Notes on content during presentation that isn’t in the slides:

Slide 2: how low in ell the large-aperture telescopes can go is one of the things we hope to show in the next 2 years.

Slide 5: S4 needs to have a much more systematic error control


Debroulie: what is limit on low-ell for large apertures? Niemack: we don’t know. Hopefully polarization modulators will help.

Jay: building large telescopes – how long does it take? When do we have to have a large telescope design fixed? Devlin: ACT/SPT were both 3 years construction.

Clem: everything here made sense. Systematics at the level we need will be fantastically hard. It will be hard to do anything other than “conservative” based on simulations. Do we need a measured prototype antenna? Clem can’t see how we could decide to build a lot of them at once. Niemack: well, new telescope designs are a lot more powerful. So we’d like them. Do we want to make

Adrian: hybrid design with large and small apertures satisfies dynamic range difficulties, and doesn’t rely on large apertures for low ell. You can imagine scaling the small apertures a little bigger. Do lensing, but keep a lot of the systematic error controls the same.

Stark: if you’re able to make an antenna with such a large field of view, you can afford to make the telescope more complicated and expensive. Then you can have an actively controlled. For example, correcting for gravitational warping could be active.

Final discussion for the entire instrument white paper groups:

Nils: do we need “systems engineering” as a separate topic? It’s going to take a lot of mundane control looking of reality of the entire system. For example: simulations that take into account achieved sensitivity on bicep/keck. We could use our knowledge from fielding actual instruments. Taking into account non-idealities as an up-front design problem could help.

Clem: let’s all out our noise spectra. What’s limiting the ability? If person-power is all it is, let’s get that out there. Lawrence: low-ell in polarization are almost impossible. Everything is harder at low ell.

Jeff: a systems group might help with putting the technologies together.

Suzanne: is ell=30 all that we want to hit? Clem: could characterize it as “should S4 grow another effort to go to ell=5?”

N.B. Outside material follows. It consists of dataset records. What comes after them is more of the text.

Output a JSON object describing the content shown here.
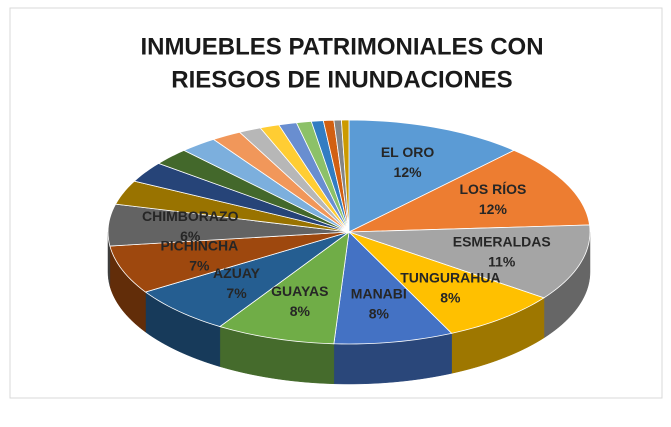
{
  "chart_data": {
    "type": "pie",
    "title": [
      "INMUEBLES PATRIMONIALES CON",
      "RIESGOS DE INUNDACIONES"
    ],
    "categories": [
      "EL ORO",
      "LOS RÍOS",
      "ESMERALDAS",
      "TUNGURAHUA",
      "MANABI",
      "GUAYAS",
      "AZUAY",
      "PICHINCHA",
      "CHIMBORAZO",
      null,
      null,
      null,
      null,
      null,
      null,
      null,
      null,
      null,
      null,
      null,
      null,
      null
    ],
    "values": [
      12,
      12,
      11,
      8,
      8,
      8,
      7,
      7,
      6,
      3.5,
      3,
      2.5,
      2.5,
      2,
      1.5,
      1.3,
      1.2,
      1,
      0.8,
      0.7,
      0.5,
      0.5
    ],
    "value_labels": [
      "12%",
      "12%",
      "11%",
      "8%",
      "8%",
      "8%",
      "7%",
      "7%",
      "6%",
      null,
      null,
      null,
      null,
      null,
      null,
      null,
      null,
      null,
      null,
      null,
      null,
      null
    ],
    "colors": [
      "#5b9bd5",
      "#ed7d31",
      "#a5a5a5",
      "#ffc000",
      "#4472c4",
      "#70ad47",
      "#255e91",
      "#9e480e",
      "#636363",
      "#997300",
      "#264478",
      "#43682b",
      "#7cafdd",
      "#f1975a",
      "#b7b7b7",
      "#ffcd33",
      "#698ed0",
      "#8cc168",
      "#327dc2",
      "#d26012",
      "#848484",
      "#cc9a00"
    ],
    "three_d": true
  }
}
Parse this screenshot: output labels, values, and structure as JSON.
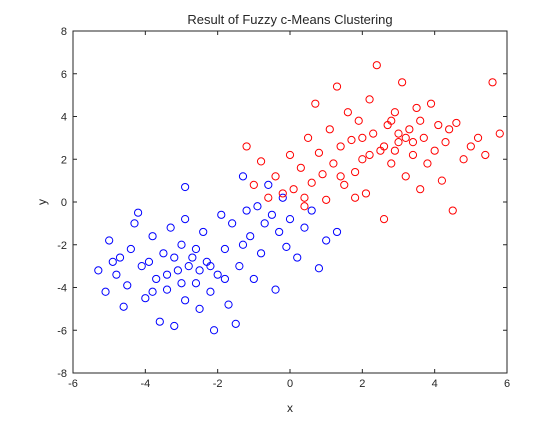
{
  "chart_data": {
    "type": "scatter",
    "title": "Result of Fuzzy c-Means Clustering",
    "xlabel": "x",
    "ylabel": "y",
    "xlim": [
      -6,
      6
    ],
    "ylim": [
      -8,
      8
    ],
    "xticks": [
      -6,
      -4,
      -2,
      0,
      2,
      4,
      6
    ],
    "yticks": [
      -8,
      -6,
      -4,
      -2,
      0,
      2,
      4,
      6,
      8
    ],
    "grid": false,
    "legend": "none",
    "marker": "open-circle",
    "series": [
      {
        "color": "#0000ff",
        "points": [
          [
            -5.3,
            -3.2
          ],
          [
            -5.1,
            -4.2
          ],
          [
            -5.0,
            -1.8
          ],
          [
            -4.8,
            -3.4
          ],
          [
            -4.7,
            -2.6
          ],
          [
            -4.6,
            -4.9
          ],
          [
            -4.5,
            -3.9
          ],
          [
            -4.4,
            -2.2
          ],
          [
            -4.3,
            -1.0
          ],
          [
            -4.2,
            -0.5
          ],
          [
            -4.1,
            -3.0
          ],
          [
            -4.0,
            -4.5
          ],
          [
            -3.9,
            -2.8
          ],
          [
            -3.8,
            -1.6
          ],
          [
            -3.7,
            -3.6
          ],
          [
            -3.6,
            -5.6
          ],
          [
            -3.5,
            -2.4
          ],
          [
            -3.4,
            -4.1
          ],
          [
            -3.3,
            -1.2
          ],
          [
            -3.2,
            -5.8
          ],
          [
            -3.1,
            -3.2
          ],
          [
            -3.0,
            -2.0
          ],
          [
            -2.9,
            -0.8
          ],
          [
            -2.9,
            -4.6
          ],
          [
            -2.8,
            -3.0
          ],
          [
            -2.7,
            -2.6
          ],
          [
            -2.6,
            -3.8
          ],
          [
            -2.5,
            -5.0
          ],
          [
            -2.4,
            -1.4
          ],
          [
            -2.3,
            -2.8
          ],
          [
            -2.2,
            -4.2
          ],
          [
            -2.1,
            -6.0
          ],
          [
            -2.0,
            -3.4
          ],
          [
            -1.9,
            -0.6
          ],
          [
            -1.8,
            -2.2
          ],
          [
            -1.7,
            -4.8
          ],
          [
            -1.6,
            -1.0
          ],
          [
            -1.5,
            -5.7
          ],
          [
            -1.4,
            -3.0
          ],
          [
            -1.3,
            -2.0
          ],
          [
            -1.2,
            -0.4
          ],
          [
            -1.1,
            -1.6
          ],
          [
            -1.0,
            -3.6
          ],
          [
            -0.9,
            -0.2
          ],
          [
            -0.8,
            -2.4
          ],
          [
            -0.7,
            -1.0
          ],
          [
            -0.6,
            0.8
          ],
          [
            -0.5,
            -0.6
          ],
          [
            -0.4,
            -4.1
          ],
          [
            -0.3,
            -1.4
          ],
          [
            -0.2,
            0.2
          ],
          [
            -0.1,
            -2.1
          ],
          [
            0.0,
            -0.8
          ],
          [
            0.2,
            -2.6
          ],
          [
            0.4,
            -1.2
          ],
          [
            0.6,
            -0.4
          ],
          [
            0.8,
            -3.1
          ],
          [
            1.0,
            -1.8
          ],
          [
            1.3,
            -1.4
          ],
          [
            -4.9,
            -2.8
          ],
          [
            -3.4,
            -3.4
          ],
          [
            -3.0,
            -3.8
          ],
          [
            -2.6,
            -2.2
          ],
          [
            -2.2,
            -3.0
          ],
          [
            -1.8,
            -3.6
          ],
          [
            -3.8,
            -4.2
          ],
          [
            -2.9,
            0.7
          ],
          [
            -1.3,
            1.2
          ],
          [
            -2.5,
            -3.2
          ],
          [
            -3.2,
            -2.6
          ]
        ]
      },
      {
        "color": "#ff0000",
        "points": [
          [
            -1.2,
            2.6
          ],
          [
            -1.0,
            0.8
          ],
          [
            -0.8,
            1.9
          ],
          [
            -0.6,
            0.2
          ],
          [
            -0.4,
            1.2
          ],
          [
            -0.2,
            0.4
          ],
          [
            0.0,
            2.2
          ],
          [
            0.1,
            0.6
          ],
          [
            0.3,
            1.6
          ],
          [
            0.4,
            -0.2
          ],
          [
            0.5,
            3.0
          ],
          [
            0.6,
            0.9
          ],
          [
            0.7,
            4.6
          ],
          [
            0.8,
            2.3
          ],
          [
            0.9,
            1.3
          ],
          [
            1.0,
            0.1
          ],
          [
            1.1,
            3.4
          ],
          [
            1.2,
            1.8
          ],
          [
            1.3,
            5.4
          ],
          [
            1.4,
            2.6
          ],
          [
            1.5,
            0.8
          ],
          [
            1.6,
            4.2
          ],
          [
            1.7,
            2.9
          ],
          [
            1.8,
            1.4
          ],
          [
            1.9,
            3.8
          ],
          [
            2.0,
            2.0
          ],
          [
            2.1,
            0.4
          ],
          [
            2.2,
            4.8
          ],
          [
            2.3,
            3.2
          ],
          [
            2.4,
            6.4
          ],
          [
            2.5,
            2.4
          ],
          [
            2.6,
            -0.8
          ],
          [
            2.7,
            3.6
          ],
          [
            2.8,
            1.8
          ],
          [
            2.9,
            4.2
          ],
          [
            3.0,
            2.8
          ],
          [
            3.1,
            5.6
          ],
          [
            3.2,
            1.2
          ],
          [
            3.3,
            3.4
          ],
          [
            3.4,
            2.2
          ],
          [
            3.5,
            4.4
          ],
          [
            3.6,
            0.6
          ],
          [
            3.7,
            3.0
          ],
          [
            3.8,
            1.8
          ],
          [
            3.9,
            4.6
          ],
          [
            4.0,
            2.4
          ],
          [
            4.1,
            3.6
          ],
          [
            4.2,
            1.0
          ],
          [
            4.3,
            2.8
          ],
          [
            4.4,
            3.4
          ],
          [
            4.5,
            -0.4
          ],
          [
            4.6,
            3.7
          ],
          [
            4.8,
            2.0
          ],
          [
            5.0,
            2.6
          ],
          [
            5.2,
            3.0
          ],
          [
            5.4,
            2.2
          ],
          [
            5.6,
            5.6
          ],
          [
            5.8,
            3.2
          ],
          [
            2.0,
            3.0
          ],
          [
            2.6,
            2.6
          ],
          [
            3.0,
            3.2
          ],
          [
            3.4,
            2.8
          ],
          [
            2.8,
            3.8
          ],
          [
            3.6,
            3.8
          ],
          [
            2.2,
            2.2
          ],
          [
            1.4,
            1.2
          ],
          [
            0.4,
            0.2
          ],
          [
            1.8,
            0.2
          ],
          [
            3.2,
            3.0
          ],
          [
            2.9,
            2.4
          ]
        ]
      }
    ]
  }
}
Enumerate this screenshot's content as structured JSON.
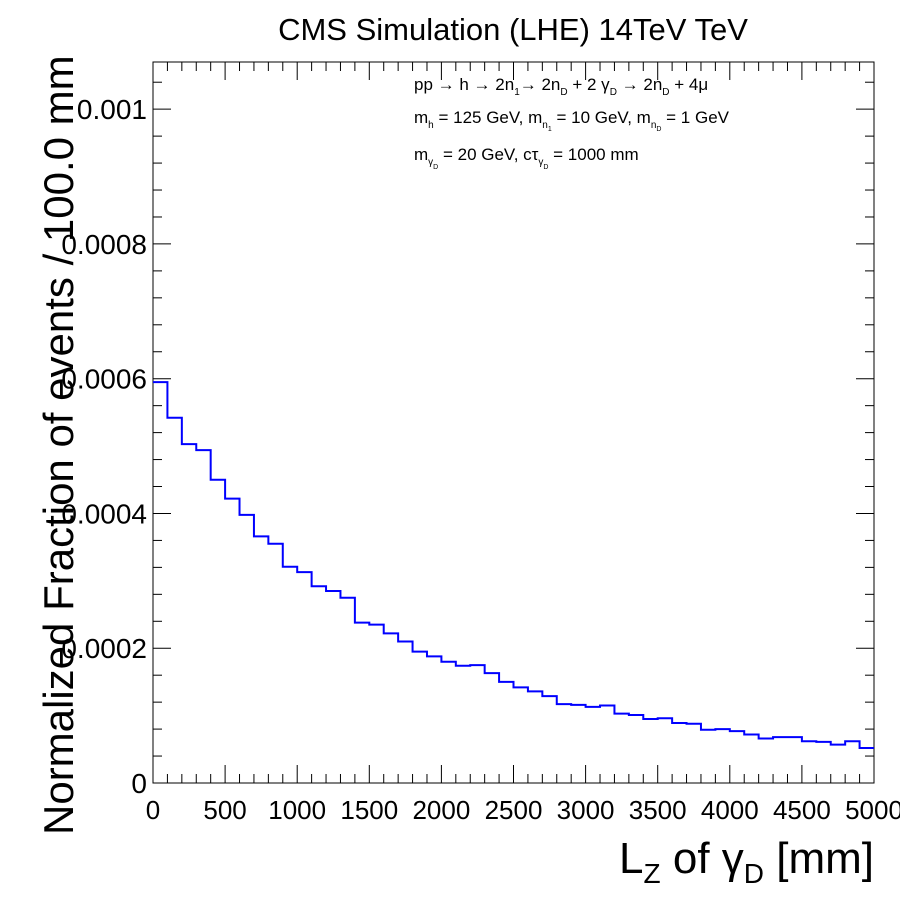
{
  "chart_data": {
    "type": "histogram-step",
    "title": "CMS Simulation (LHE) 14TeV TeV",
    "xlabel": {
      "main": "L",
      "sub1": "Z",
      "mid": " of ",
      "gamma": "γ",
      "sub2": "D",
      "unit": " [mm]"
    },
    "ylabel": "Normalized Fraction of events / 100.0 mm",
    "xlim": [
      0,
      5000
    ],
    "ylim": [
      0,
      0.00107
    ],
    "x_ticks": [
      0,
      500,
      1000,
      1500,
      2000,
      2500,
      3000,
      3500,
      4000,
      4500,
      5000
    ],
    "x_tick_labels": [
      "0",
      "500",
      "1000",
      "1500",
      "2000",
      "2500",
      "3000",
      "3500",
      "4000",
      "4500",
      "5000"
    ],
    "y_ticks": [
      0,
      0.0002,
      0.0004,
      0.0006,
      0.0008,
      0.001
    ],
    "y_tick_labels": [
      "0",
      "0.0002",
      "0.0004",
      "0.0006",
      "0.0008",
      "0.001"
    ],
    "bin_width": 100,
    "series": [
      {
        "color": "#0000ff",
        "bin_edges_start": 0,
        "values": [
          0.000595,
          0.000542,
          0.000503,
          0.000494,
          0.00045,
          0.000422,
          0.000398,
          0.000366,
          0.000355,
          0.000321,
          0.000313,
          0.000292,
          0.000285,
          0.000275,
          0.000238,
          0.000235,
          0.000222,
          0.00021,
          0.000195,
          0.000188,
          0.00018,
          0.000174,
          0.000175,
          0.000163,
          0.00015,
          0.000142,
          0.000136,
          0.000129,
          0.000117,
          0.000116,
          0.000113,
          0.000115,
          0.000103,
          0.000101,
          9.5e-05,
          9.6e-05,
          8.9e-05,
          8.8e-05,
          7.9e-05,
          8e-05,
          7.7e-05,
          7.2e-05,
          6.6e-05,
          6.8e-05,
          6.8e-05,
          6.2e-05,
          6.1e-05,
          5.7e-05,
          6.2e-05,
          5.2e-05
        ]
      }
    ],
    "annotations": {
      "line1": {
        "a": "pp ",
        "arrow1": "→",
        "b": " h ",
        "arrow2": "→",
        "c": " 2n",
        "c_sub": "1",
        "arrow3": "→",
        "d": " 2n",
        "d_sub": "D",
        "e": " + 2 γ",
        "e_sub": "D",
        "arrow4": " → ",
        "f": "2n",
        "f_sub": "D",
        "g": " + 4μ"
      },
      "line2": {
        "a": "m",
        "a_sub": "h",
        "b": " = 125 GeV, m",
        "b_sub": "n",
        "b_subsub": "1",
        "c": " = 10 GeV, m",
        "c_sub": "n",
        "c_subsub": "D",
        "d": " = 1 GeV"
      },
      "line3": {
        "a": "m",
        "a_sub": "γ",
        "a_subsub": "D",
        "b": " = 20 GeV, cτ",
        "b_sub": "γ",
        "b_subsub": "D",
        "c": " = 1000 mm"
      }
    }
  }
}
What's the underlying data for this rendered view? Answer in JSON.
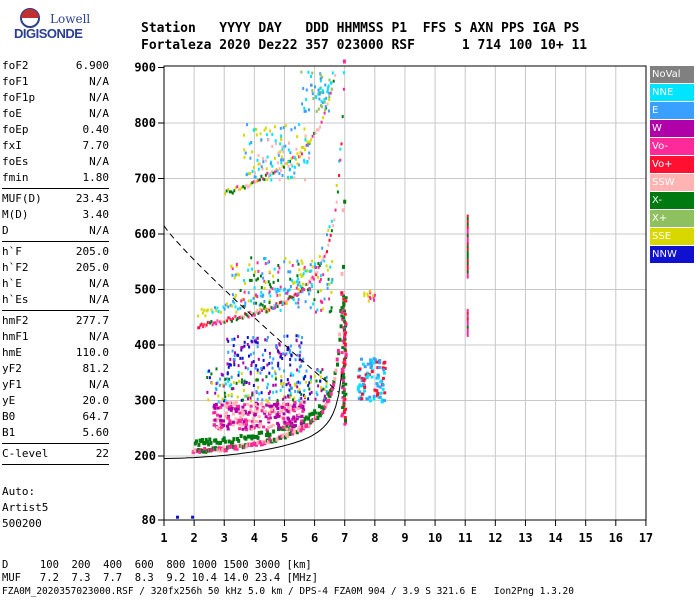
{
  "logo": {
    "line1": "Lowell",
    "line2": "DIGISONDE"
  },
  "header": {
    "labels": "Station   YYYY DAY   DDD HHMMSS P1  FFS S AXN PPS IGA PS",
    "values": "Fortaleza 2020 Dez22 357 023000 RSF      1 714 100 10+ 11"
  },
  "params": {
    "group1": [
      {
        "k": "foF2",
        "v": "6.900"
      },
      {
        "k": "foF1",
        "v": "N/A"
      },
      {
        "k": "foF1p",
        "v": "N/A"
      },
      {
        "k": "foE",
        "v": "N/A"
      },
      {
        "k": "foEp",
        "v": "0.40"
      },
      {
        "k": "fxI",
        "v": "7.70"
      },
      {
        "k": "foEs",
        "v": "N/A"
      },
      {
        "k": "fmin",
        "v": "1.80"
      }
    ],
    "group2": [
      {
        "k": "MUF(D)",
        "v": "23.43"
      },
      {
        "k": "M(D)",
        "v": "3.40"
      },
      {
        "k": "D",
        "v": "N/A"
      }
    ],
    "group3": [
      {
        "k": "h`F",
        "v": "205.0"
      },
      {
        "k": "h`F2",
        "v": "205.0"
      },
      {
        "k": "h`E",
        "v": "N/A"
      },
      {
        "k": "h`Es",
        "v": "N/A"
      }
    ],
    "group4": [
      {
        "k": "hmF2",
        "v": "277.7"
      },
      {
        "k": "hmF1",
        "v": "N/A"
      },
      {
        "k": "hmE",
        "v": "110.0"
      },
      {
        "k": "yF2",
        "v": "81.2"
      },
      {
        "k": "yF1",
        "v": "N/A"
      },
      {
        "k": "yE",
        "v": "20.0"
      },
      {
        "k": "B0",
        "v": "64.7"
      },
      {
        "k": "B1",
        "v": "5.60"
      }
    ],
    "group5": [
      {
        "k": "C-level",
        "v": "22"
      }
    ]
  },
  "auto": {
    "line1": "Auto:",
    "line2": "Artist5",
    "line3": "500200"
  },
  "legend": [
    {
      "label": "NoVal",
      "color": "#808080"
    },
    {
      "label": "NNE",
      "color": "#00e5ff"
    },
    {
      "label": "E",
      "color": "#3aa0ff"
    },
    {
      "label": "W",
      "color": "#b000a8"
    },
    {
      "label": "Vo-",
      "color": "#ff2a9a"
    },
    {
      "label": "Vo+",
      "color": "#ff1030"
    },
    {
      "label": "SSW",
      "color": "#ffb3b3"
    },
    {
      "label": "X-",
      "color": "#007a10"
    },
    {
      "label": "X+",
      "color": "#8fc060"
    },
    {
      "label": "SSE",
      "color": "#d8d800"
    },
    {
      "label": "NNW",
      "color": "#1010d0"
    }
  ],
  "axes": {
    "x_ticks": [
      "1",
      "2",
      "3",
      "4",
      "5",
      "6",
      "7",
      "8",
      "9",
      "10",
      "11",
      "12",
      "13",
      "14",
      "15",
      "16",
      "17"
    ],
    "y_ticks": [
      "80",
      "200",
      "300",
      "400",
      "500",
      "600",
      "700",
      "800",
      "900"
    ]
  },
  "footer": {
    "line1": "D     100  200  400  600  800 1000 1500 3000 [km]",
    "line2": "MUF   7.2  7.3  7.7  8.3  9.2 10.4 14.0 23.4 [MHz]",
    "line3": "FZA0M_2020357023000.RSF / 320fx256h 50 kHz 5.0 km / DPS-4 FZA0M 904 / 3.9 S 321.6 E   Ion2Png 1.3.20"
  }
}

Ruhl: at some point our thinking about configurations will be constrained by cost. How close are we to that? Kam: depends on development. Adrian: how to prioritize R&D now? For example, if you know it’s really important to focus on

Devlin: there is a theme of increasing complexity, but maybe when we look at a system level we’d see that this isn’t good.

Suzanne: should we agree tomorrow for getting a systems group together.

Zeesh: from detectors and readout, we want to identify execution of R&D really soon.